I know a lot of people on this website are trying their hardest to be there for you through RECords and well wishes, but it's incredibly difficult to send love and support over the internet. For a long time (as long as it's been, I suppose), I've contemplated whether or not to write this at all, because I'm not sure I could say as much as I want to without this coming out all jumbled and wrong.
I lost Alec in January of 2009. He was 17 years old and I loved him. The day it happened, I didn't know what to do. I literally couldn't bring myself to do anything, and when you're the same age and in high school, and you have to return to that awful place to rumors and speculation, sitting on your hands and keeping your mouth shut is all you can do, all you want to do.
Some say he accidentally overdosed; some say he did it on purpose.
But it didn't matter if he did it, why he did it. It mattered that it happened, and nobody knew anything other than that. I didn't know what he wore that day, if he told anyone that he loved them, how many times he brushed his teeth, if he was happy, what he dreamt about the night before.
I don't know anything about grief aside from this:
Sometimes, your head stops grieving before your heart does, and when you wake up in the morning, you expect everything to be the way it was before it happened.

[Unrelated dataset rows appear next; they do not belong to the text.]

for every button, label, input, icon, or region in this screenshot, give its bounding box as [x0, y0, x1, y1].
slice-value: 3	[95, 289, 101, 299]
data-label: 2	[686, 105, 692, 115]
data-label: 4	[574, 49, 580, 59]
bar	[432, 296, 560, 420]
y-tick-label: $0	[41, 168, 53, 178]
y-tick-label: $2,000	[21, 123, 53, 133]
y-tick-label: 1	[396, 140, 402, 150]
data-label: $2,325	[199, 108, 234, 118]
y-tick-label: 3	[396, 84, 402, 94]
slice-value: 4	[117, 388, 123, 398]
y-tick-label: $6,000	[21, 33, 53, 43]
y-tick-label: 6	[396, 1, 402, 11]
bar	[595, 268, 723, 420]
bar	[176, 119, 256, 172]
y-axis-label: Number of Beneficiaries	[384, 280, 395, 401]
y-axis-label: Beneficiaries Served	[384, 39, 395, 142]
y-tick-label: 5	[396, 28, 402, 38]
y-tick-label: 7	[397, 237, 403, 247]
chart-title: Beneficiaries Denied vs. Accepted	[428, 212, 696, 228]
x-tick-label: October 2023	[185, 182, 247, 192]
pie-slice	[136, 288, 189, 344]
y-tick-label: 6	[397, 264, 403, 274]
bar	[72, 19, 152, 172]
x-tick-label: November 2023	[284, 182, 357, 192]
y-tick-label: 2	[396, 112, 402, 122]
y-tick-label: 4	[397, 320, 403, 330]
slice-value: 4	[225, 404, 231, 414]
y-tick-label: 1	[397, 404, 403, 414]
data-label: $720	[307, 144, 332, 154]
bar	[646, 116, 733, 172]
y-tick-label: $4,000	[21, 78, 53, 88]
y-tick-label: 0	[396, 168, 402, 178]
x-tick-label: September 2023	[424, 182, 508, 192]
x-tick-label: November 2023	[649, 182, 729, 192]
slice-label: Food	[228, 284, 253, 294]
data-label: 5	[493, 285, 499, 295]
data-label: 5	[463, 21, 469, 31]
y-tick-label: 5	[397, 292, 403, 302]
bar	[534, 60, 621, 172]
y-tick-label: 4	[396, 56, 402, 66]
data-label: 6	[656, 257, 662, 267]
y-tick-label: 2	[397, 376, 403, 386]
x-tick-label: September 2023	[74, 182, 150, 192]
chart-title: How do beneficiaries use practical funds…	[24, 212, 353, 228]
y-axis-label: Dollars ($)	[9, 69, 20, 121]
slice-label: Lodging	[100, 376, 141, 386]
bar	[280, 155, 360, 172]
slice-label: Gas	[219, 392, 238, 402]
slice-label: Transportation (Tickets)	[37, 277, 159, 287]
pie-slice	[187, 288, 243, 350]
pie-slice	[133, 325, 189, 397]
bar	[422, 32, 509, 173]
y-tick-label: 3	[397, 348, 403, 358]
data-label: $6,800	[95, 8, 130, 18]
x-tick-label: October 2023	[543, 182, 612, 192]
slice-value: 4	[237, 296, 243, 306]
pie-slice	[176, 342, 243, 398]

And the realization that Alec won't come back has been the most awful thing I have experienced thus far.
If nothing else can bring you some sense of peace, know that, fortunately or unfortunately, we have all grieved, in some way or another, and we have all lost something vital - a friend, a metaphorical arm, a real arm, an idea, a lover, something more, something less, something in between and imaginary.
Someone once said, "Those who love deeply never grow old."
I think I can safely say we are all very young here, and we wish you all the best, in any and all endeavors.